Qual
a relação entre uma ditadura (dita) comunista e a nossa atual
democracia (sic)? Para um respeitável cidadão de bem, sempre
bem informado pelo William Bonner e o William Waack, que veste a
camisa da seleção para bater panela contra o PT (tentando forjar
desonestamente uma identidade com corrupção), nenhuma, é óbvio.

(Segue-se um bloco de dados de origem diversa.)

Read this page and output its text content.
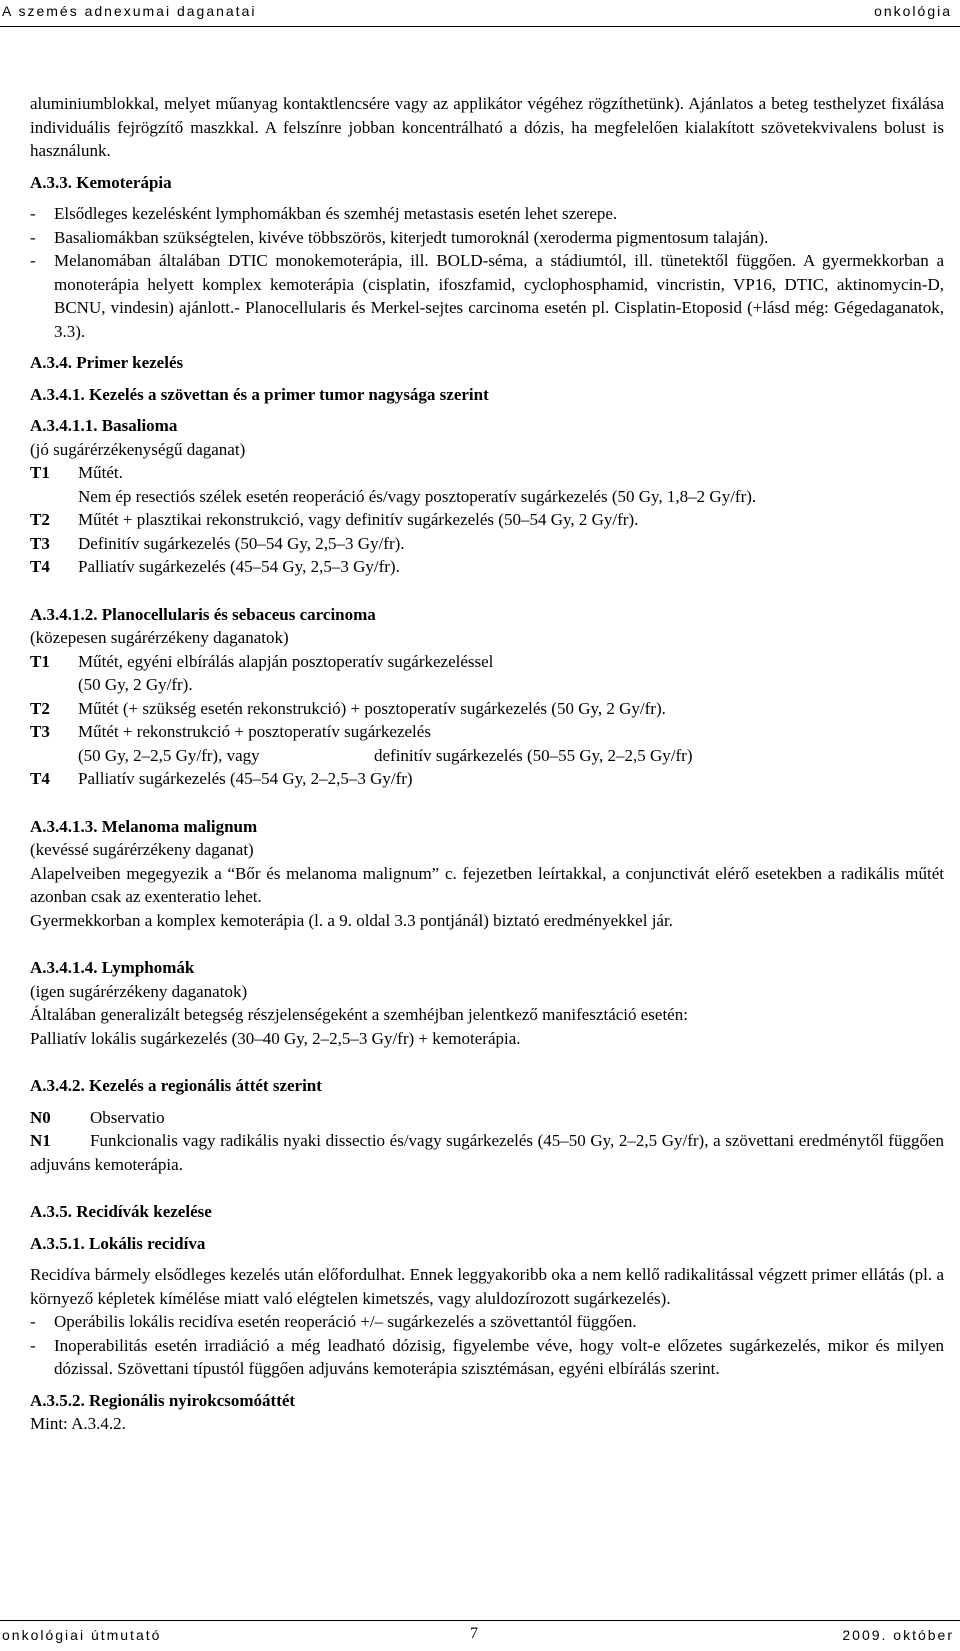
A szemés adnexumai daganatai	onkológia

aluminiumblokkal, melyet műanyag kontaktlencsére vagy az applikátor végéhez rögzíthetünk). Ajánlatos a beteg testhelyzet fixálása individuális fejrögzítő maszkkal. A felszínre jobban koncentrálható a dózis, ha megfelelően kialakított szövetekvivalens bolust is használunk.

A.3.3. Kemoterápia

-	Elsődleges kezelésként lymphomákban és szemhéj metastasis esetén lehet szerepe.
-	Basaliomákban szükségtelen, kivéve többszörös, kiterjedt tumoroknál (xeroderma pigmentosum talaján).
-	Melanomában általában DTIC monokemoterápia, ill. BOLD-séma, a stádiumtól, ill. tünetektől függően. A gyermekkorban a monoterápia helyett komplex kemoterápia (cisplatin, ifoszfamid, cyclophosphamid, vincristin, VP16, DTIC, aktinomycin-D, BCNU, vindesin) ajánlott.- Planocellularis és Merkel-sejtes carcinoma esetén pl. Cisplatin-Etoposid (+lásd még: Gégedaganatok, 3.3).

A.3.4. Primer kezelés

A.3.4.1. Kezelés a szövettan és a primer tumor nagysága szerint

A.3.4.1.1. Basalioma

(jó sugárérzékenységű daganat)

T1	Műtét.

Nem ép resectiós szélek esetén reoperáció és/vagy posztoperatív sugárkezelés (50 Gy, 1,8–2 Gy/fr).

T2	Műtét + plasztikai rekonstrukció, vagy definitív sugárkezelés (50–54 Gy, 2 Gy/fr).
T3	Definitív sugárkezelés (50–54 Gy, 2,5–3 Gy/fr).
T4	Palliatív sugárkezelés (45–54 Gy, 2,5–3 Gy/fr).

A.3.4.1.2. Planocellularis és sebaceus carcinoma

(közepesen sugárérzékeny daganatok)

T1	Műtét, egyéni elbírálás alapján posztoperatív sugárkezeléssel

(50 Gy, 2 Gy/fr).

T2	Műtét (+ szükség esetén rekonstrukció) + posztoperatív sugárkezelés (50 Gy, 2 Gy/fr).
T3	Műtét + rekonstrukció + posztoperatív sugárkezelés

(50 Gy, 2–2,5 Gy/fr), vagy	definitív sugárkezelés (50–55 Gy, 2–2,5 Gy/fr)

T4	Palliatív sugárkezelés (45–54 Gy, 2–2,5–3 Gy/fr)

A.3.4.1.3. Melanoma malignum

(kevéssé sugárérzékeny daganat)

Alapelveiben megegyezik a “Bőr és melanoma malignum” c. fejezetben leírtakkal, a conjunctivát elérő esetekben a radikális műtét azonban csak az exenteratio lehet.

Gyermekkorban a komplex kemoterápia (l. a 9. oldal 3.3 pontjánál) biztató eredményekkel jár.

A.3.4.1.4. Lymphomák

(igen sugárérzékeny daganatok)

Általában generalizált betegség részjelenségeként a szemhéjban jelentkező manifesztáció esetén:

Palliatív lokális sugárkezelés (30–40 Gy, 2–2,5–3 Gy/fr) + kemoterápia.

A.3.4.2. Kezelés a regionális áttét szerint

N0	Observatio

N1 Funkcionalis vagy radikális nyaki dissectio és/vagy sugárkezelés (45–50 Gy, 2–2,5 Gy/fr), a szövettani eredménytől függően adjuváns kemoterápia.

A.3.5. Recidívák kezelése

A.3.5.1. Lokális recidíva

Recidíva bármely elsődleges kezelés után előfordulhat. Ennek leggyakoribb oka a nem kellő radikalitással végzett primer ellátás (pl. a környező képletek kímélése miatt való elégtelen kimetszés, vagy aluldozírozott sugárkezelés).

-	Operábilis lokális recidíva esetén reoperáció +/– sugárkezelés a szövettantól függően.
-	Inoperabilitás esetén irradiáció a még leadható dózisig, figyelembe véve, hogy volt-e előzetes sugárkezelés, mikor és milyen dózissal. Szövettani típustól függően adjuváns kemoterápia szisztémásan, egyéni elbírálás szerint.

A.3.5.2. Regionális nyirokcsomóáttét

Mint: A.3.4.2.

onkológiai útmutató	7	2009. október
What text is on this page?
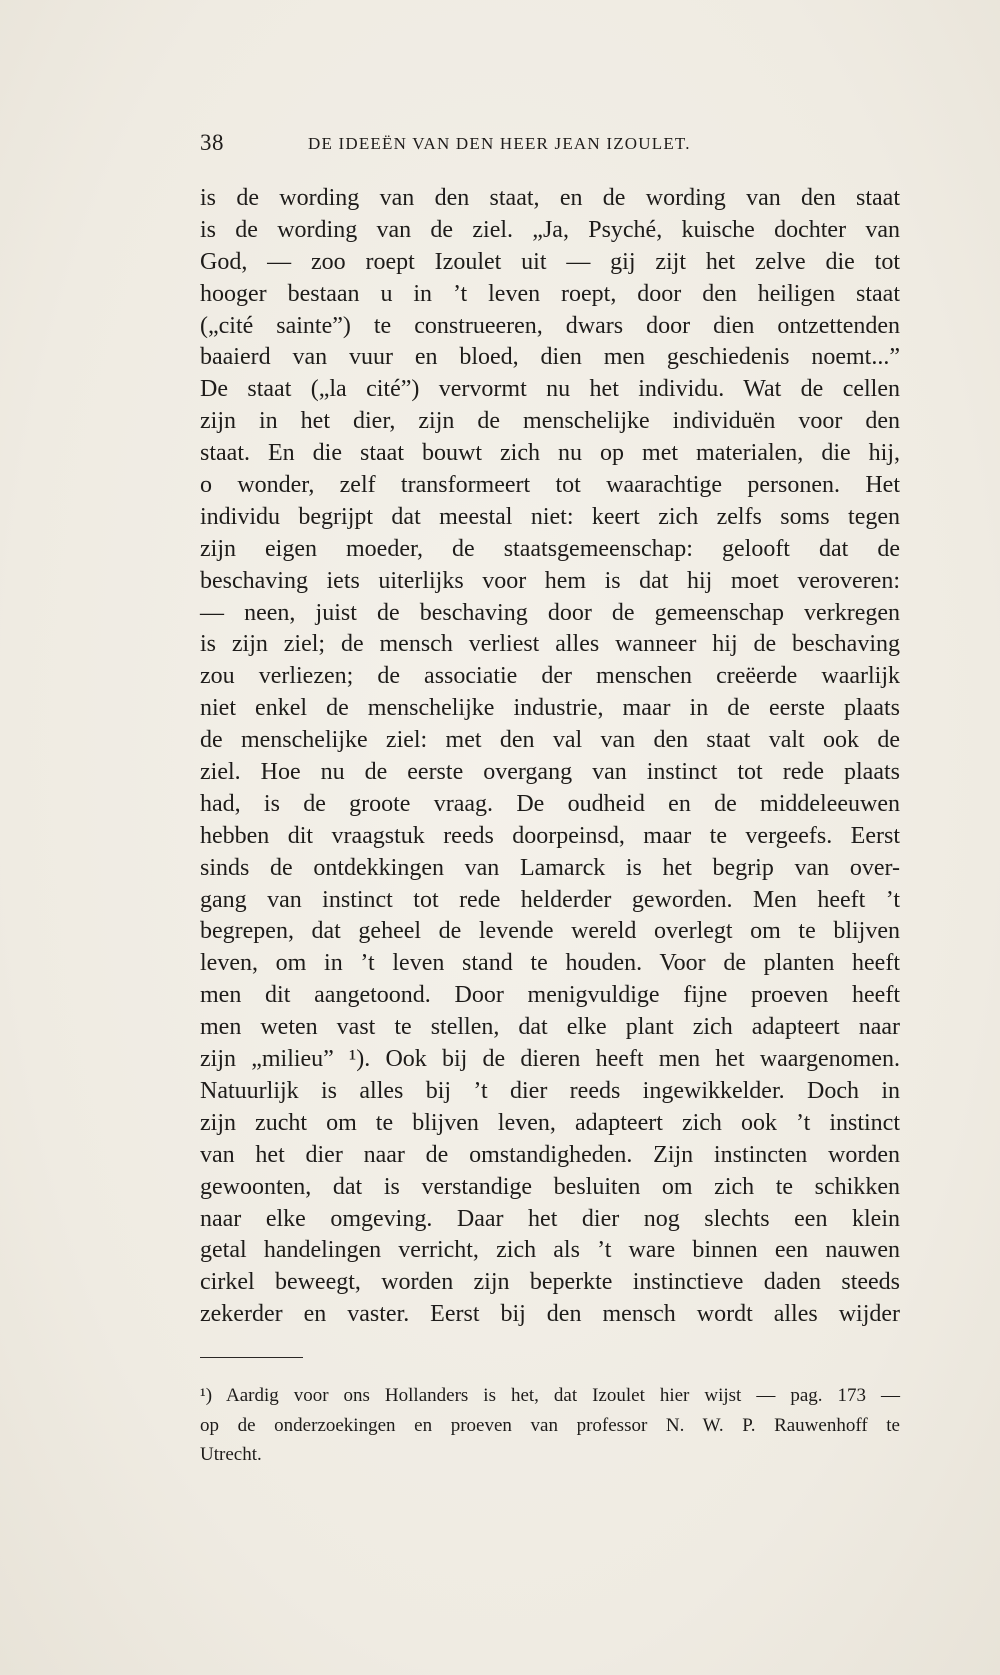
38	DE IDEEËN VAN DEN HEER JEAN IZOULET.
is de wording van den staat, en de wording van den staat
is de wording van de ziel. „Ja, Psyché, kuische dochter van
God, — zoo roept Izoulet uit — gij zijt het zelve die tot
hooger bestaan u in ’t leven roept, door den heiligen staat
(„cité sainte”) te construeeren, dwars door dien ontzettenden
baaierd van vuur en bloed, dien men geschiedenis noemt...”
De staat („la cité”) vervormt nu het individu. Wat de cellen
zijn in het dier, zijn de menschelijke individuën voor den
staat. En die staat bouwt zich nu op met materialen, die hij,
o wonder, zelf transformeert tot waarachtige personen. Het
individu begrijpt dat meestal niet: keert zich zelfs soms tegen
zijn eigen moeder, de staatsgemeenschap: gelooft dat de
beschaving iets uiterlijks voor hem is dat hij moet veroveren:
— neen, juist de beschaving door de gemeenschap verkregen
is zijn ziel; de mensch verliest alles wanneer hij de beschaving
zou verliezen; de associatie der menschen creëerde waarlijk
niet enkel de menschelijke industrie, maar in de eerste plaats
de menschelijke ziel: met den val van den staat valt ook de
ziel. Hoe nu de eerste overgang van instinct tot rede plaats
had, is de groote vraag. De oudheid en de middeleeuwen
hebben dit vraagstuk reeds doorpeinsd, maar te vergeefs. Eerst
sinds de ontdekkingen van Lamarck is het begrip van over-
gang van instinct tot rede helderder geworden. Men heeft ’t
begrepen, dat geheel de levende wereld overlegt om te blijven
leven, om in ’t leven stand te houden. Voor de planten heeft
men dit aangetoond. Door menigvuldige fijne proeven heeft
men weten vast te stellen, dat elke plant zich adapteert naar
zijn „milieu” ¹). Ook bij de dieren heeft men het waargenomen.
Natuurlijk is alles bij ’t dier reeds ingewikkelder. Doch in
zijn zucht om te blijven leven, adapteert zich ook ’t instinct
van het dier naar de omstandigheden. Zijn instincten worden
gewoonten, dat is verstandige besluiten om zich te schikken
naar elke omgeving. Daar het dier nog slechts een klein
getal handelingen verricht, zich als ’t ware binnen een nauwen
cirkel beweegt, worden zijn beperkte instinctieve daden steeds
zekerder en vaster. Eerst bij den mensch wordt alles wijder
¹) Aardig voor ons Hollanders is het, dat Izoulet hier wijst — pag. 173 —
op de onderzoekingen en proeven van professor N. W. P. Rauwenhoff te
Utrecht.
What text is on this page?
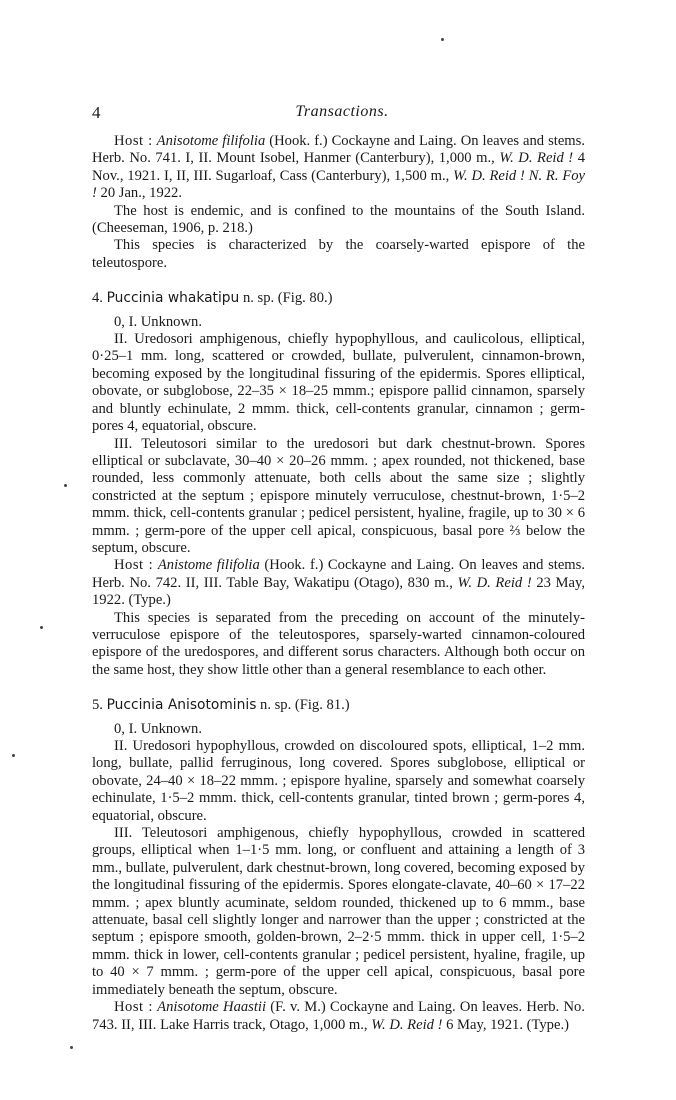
4	Transactions.

Host : Anisotome filifolia (Hook. f.) Cockayne and Laing. On leaves and stems. Herb. No. 741. I, II. Mount Isobel, Hanmer (Canterbury), 1,000 m., W. D. Reid ! 4 Nov., 1921. I, II, III. Sugarloaf, Cass (Canterbury), 1,500 m., W. D. Reid ! N. R. Foy ! 20 Jan., 1922.

The host is endemic, and is confined to the mountains of the South Island. (Cheeseman, 1906, p. 218.)

This species is characterized by the coarsely-warted epispore of the teleutospore.

4. Puccinia whakatipu n. sp. (Fig. 80.)

0, I. Unknown.

II. Uredosori amphigenous, chiefly hypophyllous, and caulicolous, elliptical, 0·25–1 mm. long, scattered or crowded, bullate, pulverulent, cinnamon-brown, becoming exposed by the longitudinal fissuring of the epidermis. Spores elliptical, obovate, or subglobose, 22–35 × 18–25 mmm.; epispore pallid cinnamon, sparsely and bluntly echinulate, 2 mmm. thick, cell-contents granular, cinnamon ; germ-pores 4, equatorial, obscure.

III. Teleutosori similar to the uredosori but dark chestnut-brown. Spores elliptical or subclavate, 30–40 × 20–26 mmm. ; apex rounded, not thickened, base rounded, less commonly attenuate, both cells about the same size ; slightly constricted at the septum ; epispore minutely verruculose, chestnut-brown, 1·5–2 mmm. thick, cell-contents granular ; pedicel persistent, hyaline, fragile, up to 30 × 6 mmm. ; germ-pore of the upper cell apical, conspicuous, basal pore ⅔ below the septum, obscure.

Host : Anistome filifolia (Hook. f.) Cockayne and Laing. On leaves and stems. Herb. No. 742. II, III. Table Bay, Wakatipu (Otago), 830 m., W. D. Reid ! 23 May, 1922. (Type.)

This species is separated from the preceding on account of the minutely-verruculose epispore of the teleutospores, sparsely-warted cinnamon-coloured epispore of the uredospores, and different sorus characters. Although both occur on the same host, they show little other than a general resemblance to each other.

5. Puccinia Anisotominis n. sp. (Fig. 81.)

0, I. Unknown.

II. Uredosori hypophyllous, crowded on discoloured spots, elliptical, 1–2 mm. long, bullate, pallid ferruginous, long covered. Spores subglobose, elliptical or obovate, 24–40 × 18–22 mmm. ; epispore hyaline, sparsely and somewhat coarsely echinulate, 1·5–2 mmm. thick, cell-contents granular, tinted brown ; germ-pores 4, equatorial, obscure.

III. Teleutosori amphigenous, chiefly hypophyllous, crowded in scattered groups, elliptical when 1–1·5 mm. long, or confluent and attaining a length of 3 mm., bullate, pulverulent, dark chestnut-brown, long covered, becoming exposed by the longitudinal fissuring of the epidermis. Spores elongate-clavate, 40–60 × 17–22 mmm. ; apex bluntly acuminate, seldom rounded, thickened up to 6 mmm., base attenuate, basal cell slightly longer and narrower than the upper ; constricted at the septum ; epispore smooth, golden-brown, 2–2·5 mmm. thick in upper cell, 1·5–2 mmm. thick in lower, cell-contents granular ; pedicel persistent, hyaline, fragile, up to 40 × 7 mmm. ; germ-pore of the upper cell apical, conspicuous, basal pore immediately beneath the septum, obscure.

Host : Anisotome Haastii (F. v. M.) Cockayne and Laing. On leaves. Herb. No. 743. II, III. Lake Harris track, Otago, 1,000 m., W. D. Reid ! 6 May, 1921. (Type.)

Para este escriba, como ficou claro ao pôr a questão, a primeira
relação entre ambas é o discurso farsesco que erigem sobre
si. A Companhia Teatro da Dispersão, com a peça O espectador
condenado à morte, de Matéi
Visniec, dirigida por Thiago Ledier, me trouxe alguns elementos a mais nessa relação.
Não,
o grupo não se propôs a fazer nenhuma
releitura da obra do romeno à luz das sombras que tornam estes
Trópicos sempre Tristes: simplesmente encenaram uma obra escrita em
1985, com uma ditadura de vinte anos como pano de fundo, e elementos
do teatro do absurdo para fazer saltar o realidade tornada absurda -
ou o absurdo tornado realidade. A enorme semelhança entre a peça e
o cenário atual do Brasil não é obra dos atores, mas dos
personagens da nossa história recente, Sérgio Moro, Gilmar Mendes,
José Serra, Eduardo Cunha, Michel Temer, Aécio Neves, Fernando
Henrique Cardoso, entre outros, cujos nomes já foram esquecidos,
passados seus "fifteen minutes of shame", como certa feita
cantou Marilyn Manson. No máximo, cenografia e figurino ajudam,
muito sutilmente, a fazer a ligação.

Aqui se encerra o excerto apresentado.